A man was fired recently. Contrary to what the left would have the general public believe, it is not because he was sexist, or racist, or opposed the shallow vanity that passes for diversity today. No, he was fired only because he dared to have a serious, nuanced opinion that did not conform exactly to leftist groupthink. It did not matter that his opinions largely matched up to the left’s; that he did not toe the line exactly was the problem. So Google, one of the greatest tech giants in the world, fired him.

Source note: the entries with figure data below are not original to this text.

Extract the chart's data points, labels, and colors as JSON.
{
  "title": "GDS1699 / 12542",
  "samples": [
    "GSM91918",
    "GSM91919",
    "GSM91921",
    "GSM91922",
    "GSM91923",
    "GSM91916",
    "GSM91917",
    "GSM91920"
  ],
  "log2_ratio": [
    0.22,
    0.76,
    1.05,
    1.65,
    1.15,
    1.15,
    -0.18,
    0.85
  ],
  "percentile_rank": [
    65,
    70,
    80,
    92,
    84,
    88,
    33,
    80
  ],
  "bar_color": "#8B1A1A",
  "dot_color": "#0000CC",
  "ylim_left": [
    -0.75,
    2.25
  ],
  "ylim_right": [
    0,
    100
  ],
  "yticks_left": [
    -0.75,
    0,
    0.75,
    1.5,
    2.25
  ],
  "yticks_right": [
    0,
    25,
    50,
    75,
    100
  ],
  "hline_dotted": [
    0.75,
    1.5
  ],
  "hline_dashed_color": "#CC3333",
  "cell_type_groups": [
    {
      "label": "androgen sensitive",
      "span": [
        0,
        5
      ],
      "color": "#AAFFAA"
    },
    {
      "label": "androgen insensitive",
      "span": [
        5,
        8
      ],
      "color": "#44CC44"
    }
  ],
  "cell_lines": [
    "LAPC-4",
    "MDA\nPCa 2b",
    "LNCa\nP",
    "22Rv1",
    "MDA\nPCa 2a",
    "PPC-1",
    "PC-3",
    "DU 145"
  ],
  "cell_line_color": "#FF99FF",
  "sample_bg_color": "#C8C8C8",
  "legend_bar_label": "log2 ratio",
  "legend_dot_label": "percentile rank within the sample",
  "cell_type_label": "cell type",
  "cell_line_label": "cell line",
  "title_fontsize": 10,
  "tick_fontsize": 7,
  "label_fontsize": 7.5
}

Now, you might say, “Google is a private organization! They can do whatever they want!” Which they can. But that’s a non sequitur. That they are free to practice whatever hiring and firing decision is not the point, nor am I advocating for restrictions on this. Lord knows if I don’t think that Christian groups should be forced to have gay and Muslim leaders, than no one ought to be forcing Google to hire or retain employees against their will.

However, that does not mean Google did the right thing (indeed, they may have done something very bad, as it turns out).

Indeed, this is a major problem with our society. We equate the freedom to do something with its rightness. We fail to differentiate between the words “can” and “should.”

Can we fire this person? Yes. Should we fire this person? Probably not.

Can we force this baker out of business for refusing to bake a cake that goes against their beliefs? Probably. Should we ruin this person’s livelihood? Probably not.

Can I get blasted drunk this weekend? Yes. Is this a terribly good idea? My hangover will probably tell me no.

Can I sleep around? Yes. Should I run the risk of diseases, pregnancy, or emotional turmoil? I’m going with no.

Can I strut around like I know everything the world has to offer? Yes. Should I, given I’ve only lived a bit north of a quarter century? No.

The problem is that we don’t treat ourselves and our freedom with any real respect. We, as a society, earnestly believe that because we are free to do something, there is nothing wrong with actually doing it. We believe that there should be nothing restraining us from any action, good or bad.

I don’t believe that. I believe that one of the goals of life should be to lead a dignified and respectable life. We ought not be going around behaving stupidly and foolishly. We should not go around heedless of others and even ourselves. Bear in mind, I’m not advocating for leading dull, uninteresting lives (I know I do, and I’m not necessarily proud of that). Sure, we’ll occasionally do wild, crazy. even stupid things. We will do mean and unkind things. We might even think those things worthwhile, that the costs associated with those actions are outweighed by the (perceived) positives. Should we make a habit of it, though? Should we turn those things into our lifestyle?

Shouldn’t we have enough self-awareness to realize when we are making mistakes? Or is that sort of self-reflection outmoded too?